L’importance de la pensée latérale chez les enfants

L’importance de la pensée latérale chez les enfants

L’importance de la pensée latérale chez les enfants

Aider les enfants à développer la pensée latérale à travers le jeu, cela veut dire leur fournir des instruments pour résoudre des problèmes

 

Combien de fois nous sommes-nous émerveillés face à certaines affirmations surprenantes des enfants, aux solutions créatives qu’ils sont capables de proposer et aux questions insolites qu’ils nous posent sur le monde qui nous entoure ?

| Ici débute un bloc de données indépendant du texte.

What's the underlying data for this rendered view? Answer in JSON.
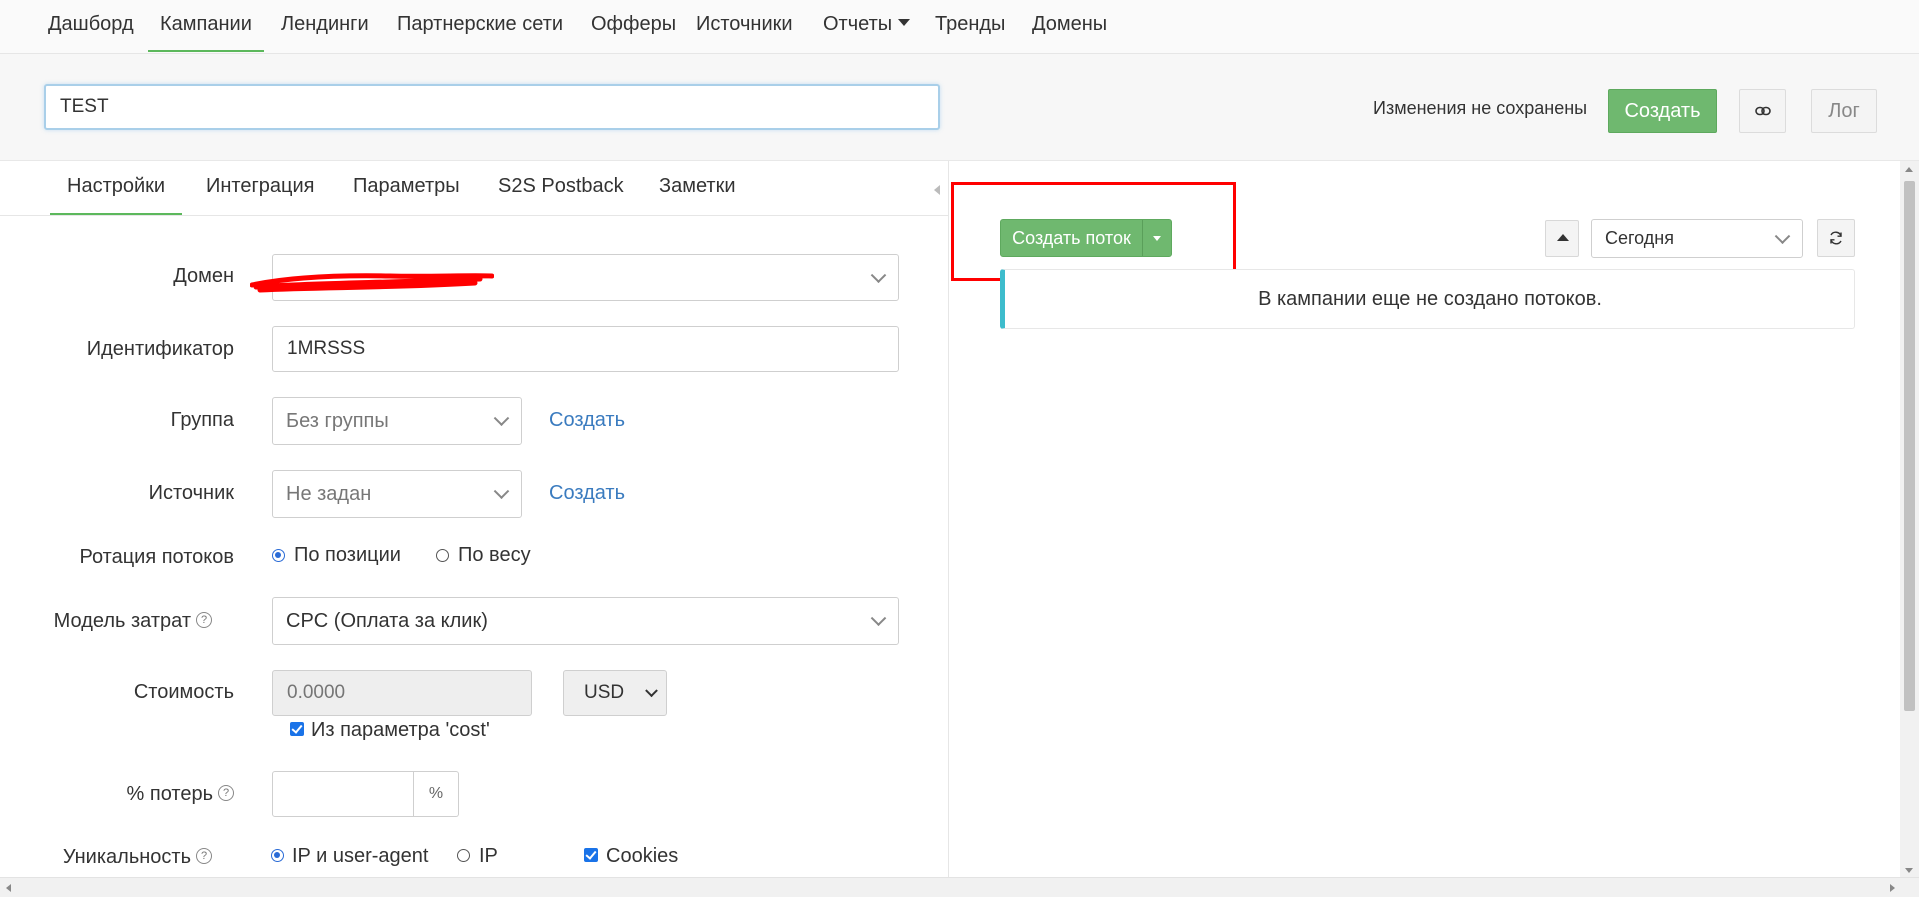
{
  "nav": {
    "items": [
      {
        "label": "Дашборд"
      },
      {
        "label": "Кампании"
      },
      {
        "label": "Лендинги"
      },
      {
        "label": "Партнерские сети"
      },
      {
        "label": "Офферы"
      },
      {
        "label": "Источники"
      },
      {
        "label": "Отчеты"
      },
      {
        "label": "Тренды"
      },
      {
        "label": "Домены"
      }
    ],
    "active": "Кампании"
  },
  "header": {
    "campaign_name": "TEST",
    "unsaved_text": "Изменения не сохранены",
    "create_label": "Создать",
    "link_icon": "link-icon",
    "log_label": "Лог"
  },
  "tabs": {
    "items": [
      {
        "label": "Настройки"
      },
      {
        "label": "Интеграция"
      },
      {
        "label": "Параметры"
      },
      {
        "label": "S2S Postback"
      },
      {
        "label": "Заметки"
      }
    ],
    "active": "Настройки"
  },
  "form": {
    "domain": {
      "label": "Домен",
      "value": ""
    },
    "identifier": {
      "label": "Идентификатор",
      "value": "1MRSSS"
    },
    "group": {
      "label": "Группа",
      "value": "Без группы",
      "create_link": "Создать"
    },
    "source": {
      "label": "Источник",
      "value": "Не задан",
      "create_link": "Создать"
    },
    "rotation": {
      "label": "Ротация потоков",
      "options": [
        "По позиции",
        "По весу"
      ],
      "selected": "По позиции"
    },
    "cost_model": {
      "label": "Модель затрат",
      "value": "CPC (Оплата за клик)"
    },
    "cost": {
      "label": "Стоимость",
      "placeholder": "0.0000",
      "currency": "USD",
      "from_param_label": "Из параметра 'cost'",
      "from_param_checked": true
    },
    "loss": {
      "label": "% потерь",
      "value": "",
      "suffix": "%"
    },
    "uniqueness": {
      "label": "Уникальность",
      "options": [
        "IP и user-agent",
        "IP"
      ],
      "selected": "IP и user-agent",
      "cookies_label": "Cookies",
      "cookies_checked": true
    }
  },
  "flows": {
    "create_flow_label": "Создать поток",
    "period": "Сегодня",
    "empty_message": "В кампании еще не создано потоков."
  },
  "colors": {
    "primary_green": "#6fb86f",
    "active_tab_underline": "#5cb85c",
    "link_blue": "#3a7bbf",
    "info_accent": "#3dbccc",
    "highlight_red": "#ff0000"
  }
}
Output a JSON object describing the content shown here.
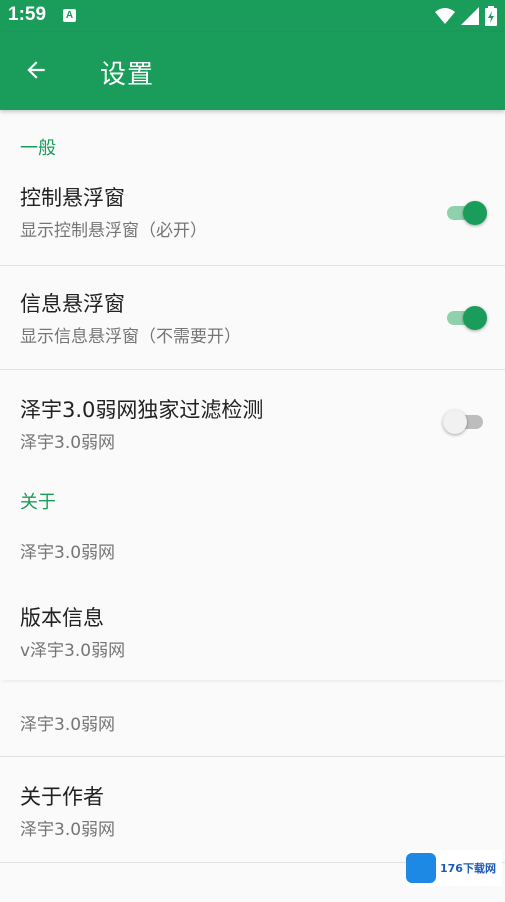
{
  "status_bar": {
    "time": "1:59",
    "app_icon_letter": "A"
  },
  "app_bar": {
    "title": "设置"
  },
  "sections": [
    {
      "header": "一般",
      "items": [
        {
          "title": "控制悬浮窗",
          "summary": "显示控制悬浮窗（必开）",
          "toggle": true
        },
        {
          "title": "信息悬浮窗",
          "summary": "显示信息悬浮窗（不需要开）",
          "toggle": true
        },
        {
          "title": "泽宇3.0弱网独家过滤检测",
          "summary": "泽宇3.0弱网",
          "toggle": false
        }
      ]
    },
    {
      "header": "关于",
      "items": [
        {
          "summary": "泽宇3.0弱网"
        },
        {
          "title": "版本信息",
          "summary": "v泽宇3.0弱网"
        },
        {
          "summary": "泽宇3.0弱网"
        },
        {
          "title": "关于作者",
          "summary": "泽宇3.0弱网"
        }
      ]
    }
  ],
  "watermark": {
    "text": "176下载网"
  },
  "colors": {
    "primary": "#1a9c5b",
    "toggle_track_on": "#8fd1ad",
    "toggle_off_track": "#bdbdbd"
  }
}
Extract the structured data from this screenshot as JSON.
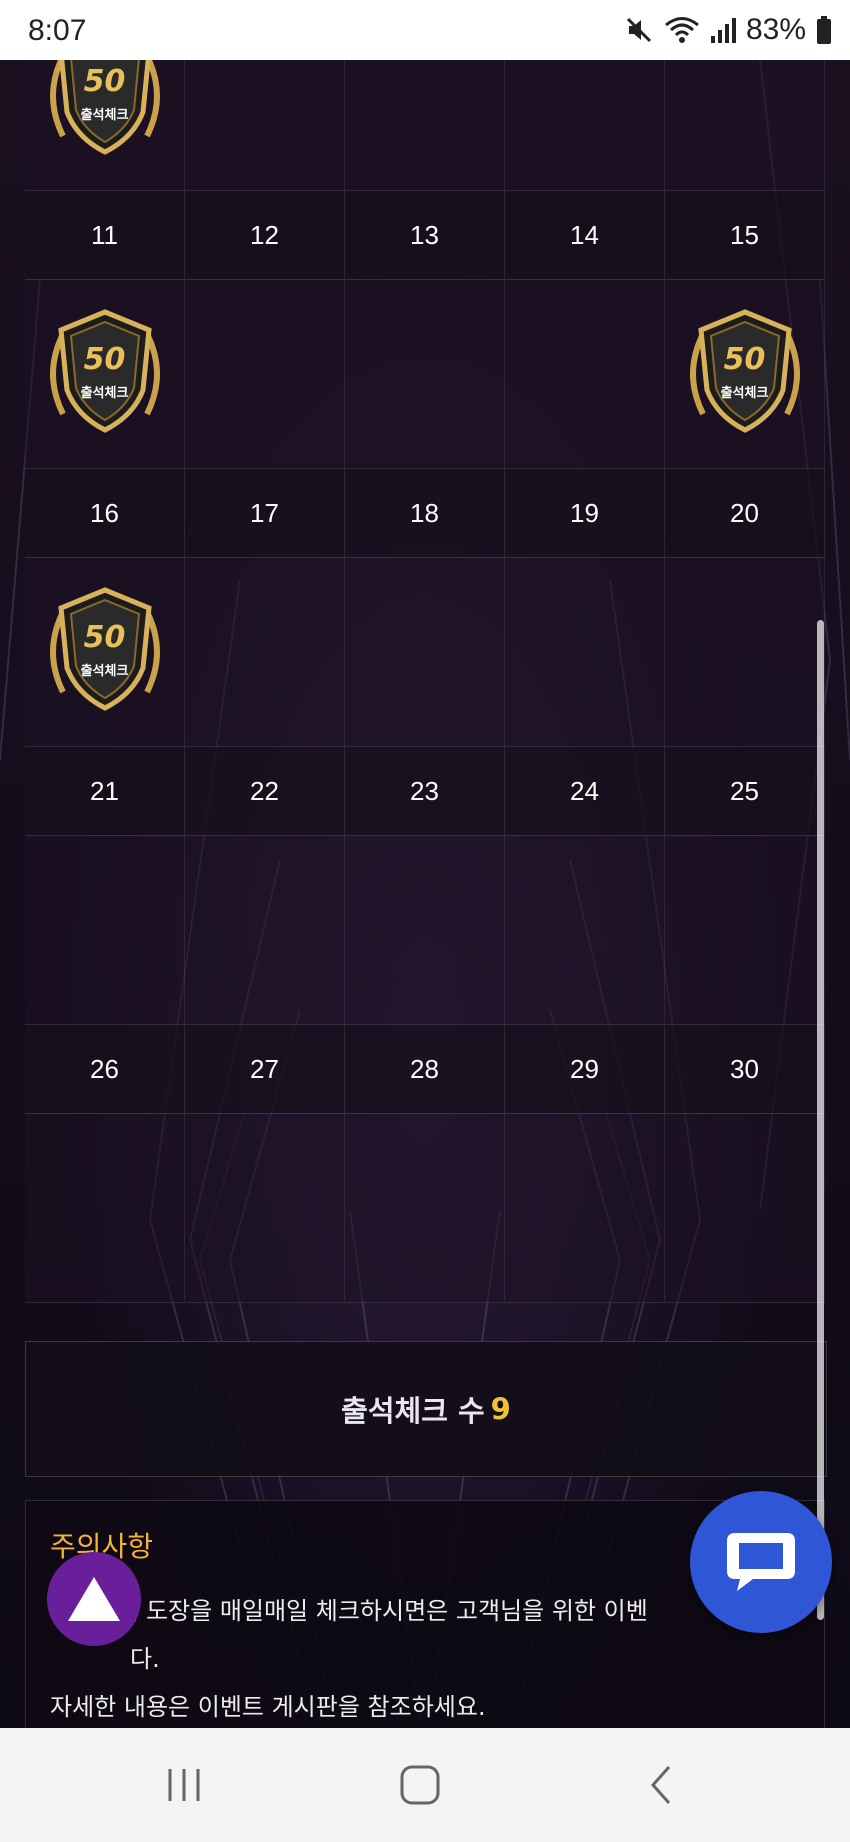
{
  "status_bar": {
    "time": "8:07",
    "battery": "83%",
    "icons": [
      "mute-icon",
      "wifi-icon",
      "signal-icon",
      "battery-icon"
    ]
  },
  "calendar": {
    "rows": [
      {
        "dates": [],
        "badges": [
          true,
          false,
          false,
          false,
          false
        ]
      },
      {
        "dates": [
          "11",
          "12",
          "13",
          "14",
          "15"
        ],
        "badges": [
          true,
          false,
          false,
          false,
          true
        ]
      },
      {
        "dates": [
          "16",
          "17",
          "18",
          "19",
          "20"
        ],
        "badges": [
          true,
          false,
          false,
          false,
          false
        ]
      },
      {
        "dates": [
          "21",
          "22",
          "23",
          "24",
          "25"
        ],
        "badges": [
          false,
          false,
          false,
          false,
          false
        ]
      },
      {
        "dates": [
          "26",
          "27",
          "28",
          "29",
          "30"
        ],
        "badges": [
          false,
          false,
          false,
          false,
          false
        ]
      }
    ],
    "badge": {
      "number": "50",
      "label": "출석체크",
      "icon": "attendance-badge-icon"
    }
  },
  "attendance_count": {
    "label": "출석체크 수",
    "value": "9"
  },
  "notice": {
    "title": "주의사항",
    "lines": [
      "출석부에 도장을 매일매일 체크하시면은 고객님을 위한 이벤",
      "다.",
      "자세한 내용은 이벤트 게시판을 참조하세요."
    ]
  },
  "floating": {
    "chat_icon": "chat-icon",
    "top_icon": "scroll-top-icon"
  },
  "nav": {
    "icons": [
      "recent-apps-icon",
      "home-icon",
      "back-icon"
    ]
  },
  "colors": {
    "accent_gold": "#f1c232",
    "notice_title": "#f3b23a",
    "chat_blue": "#2e56d6",
    "top_purple": "#6a1f9a"
  }
}
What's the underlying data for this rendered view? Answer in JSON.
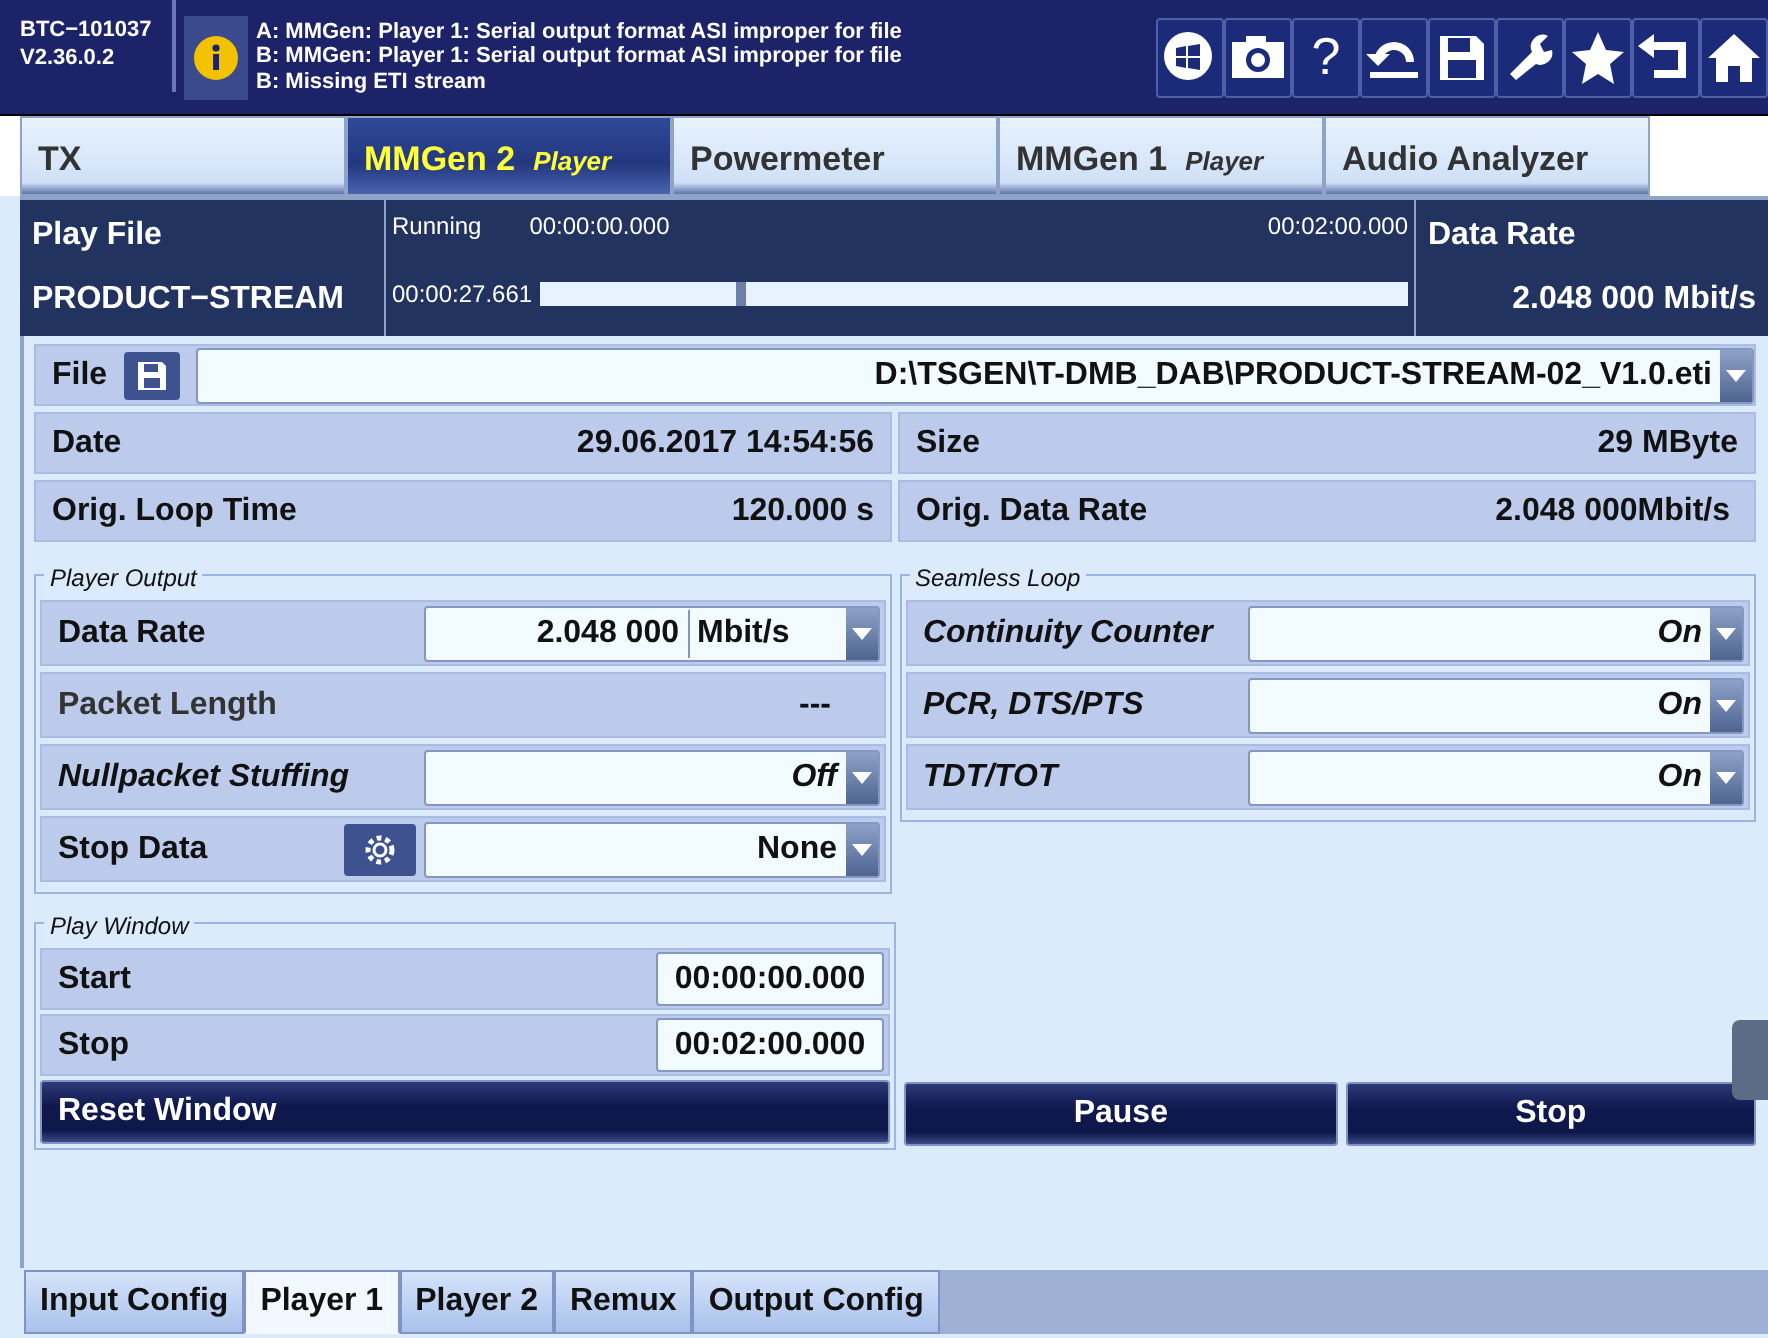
{
  "device": {
    "id": "BTC−101037",
    "version": "V2.36.0.2"
  },
  "messages": [
    "A: MMGen: Player 1: Serial output format ASI improper for file",
    "B: MMGen: Player 1: Serial output format ASI improper for file",
    "B: Missing ETI stream"
  ],
  "toolbar": [
    {
      "kind": "windows"
    },
    {
      "kind": "camera"
    },
    {
      "kind": "help",
      "glyph": "?"
    },
    {
      "kind": "undo"
    },
    {
      "kind": "save"
    },
    {
      "kind": "wrench"
    },
    {
      "kind": "star"
    },
    {
      "kind": "back"
    },
    {
      "kind": "home"
    }
  ],
  "tabs": [
    {
      "label": "TX",
      "selected": false
    },
    {
      "label": "MMGen 2",
      "sublabel": "Player",
      "selected": true
    },
    {
      "label": "Powermeter",
      "selected": false
    },
    {
      "label": "MMGen 1",
      "sublabel": "Player",
      "selected": false
    },
    {
      "label": "Audio Analyzer",
      "selected": false
    }
  ],
  "status": {
    "title": "Play File",
    "file": "PRODUCT−STREAM",
    "state": "Running",
    "start": "00:00:00.000",
    "end": "00:02:00.000",
    "position": "00:00:27.661",
    "level": 0.23,
    "rate_title": "Data Rate",
    "rate_value": "2.048 000",
    "rate_unit": "Mbit/s"
  },
  "file": {
    "label": "File",
    "path": "D:\\TSGEN\\T-DMB_DAB\\PRODUCT-STREAM-02_V1.0.eti"
  },
  "info": [
    {
      "label": "Date",
      "value": "29.06.2017 14:54:56"
    },
    {
      "label": "Size",
      "value": "29 MByte"
    },
    {
      "label": "Orig. Loop Time",
      "value": "120.000 s"
    },
    {
      "label": "Orig. Data Rate",
      "value": "2.048 000",
      "unit": "Mbit/s"
    }
  ],
  "player_output": {
    "title": "Player Output",
    "rows": [
      {
        "kind": "number-unit",
        "label": "Data Rate",
        "emphasized": false,
        "value": "2.048 000",
        "unit": "Mbit/s"
      },
      {
        "kind": "readout",
        "label": "Packet Length",
        "emphasized": false,
        "value": "---"
      },
      {
        "kind": "select",
        "label": "Nullpacket Stuffing",
        "emphasized": true,
        "value": "Off"
      },
      {
        "kind": "select-gear",
        "label": "Stop Data",
        "emphasized": false,
        "value": "None"
      }
    ]
  },
  "seamless_loop": {
    "title": "Seamless Loop",
    "rows": [
      {
        "kind": "select",
        "label": "Continuity Counter",
        "emphasized": true,
        "value": "On"
      },
      {
        "kind": "select",
        "label": "PCR, DTS/PTS",
        "emphasized": true,
        "value": "On"
      },
      {
        "kind": "select",
        "label": "TDT/TOT",
        "emphasized": true,
        "value": "On"
      }
    ]
  },
  "play_window": {
    "title": "Play Window",
    "rows": [
      {
        "label": "Start",
        "value": "00:00:00.000"
      },
      {
        "label": "Stop",
        "value": "00:02:00.000"
      }
    ],
    "reset": "Reset Window"
  },
  "actions": [
    "Pause",
    "Stop"
  ],
  "bottom_tabs": [
    {
      "label": "Input Config",
      "selected": false
    },
    {
      "label": "Player 1",
      "selected": true
    },
    {
      "label": "Player 2",
      "selected": false
    },
    {
      "label": "Remux",
      "selected": false
    },
    {
      "label": "Output Config",
      "selected": false
    }
  ]
}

Les enfants possèdent un talent créatif extraordinaire, parfois même difficile à saisir pour un adulte, habitué à un mode de pensée vertical et esclave de la logique.

Nous risquons trop souvent de sous-évaluer cette grande capacité qui semble particulièrement développée entre 4 et 6 ans mais régresse ensuite pour finir par occuper une place de plus en plus marginale par la suite.

Cela ne concerne pas uniquement les habiletés artistiques et l’imagination mais un véritable mode d’affronter et de résoudre les problèmes et que l’on connait sous l’appellation de pensée latérale, terme introduit par le psychologue Edward De Bono et que l’on confond régulièrement avec la « pensée divergente ».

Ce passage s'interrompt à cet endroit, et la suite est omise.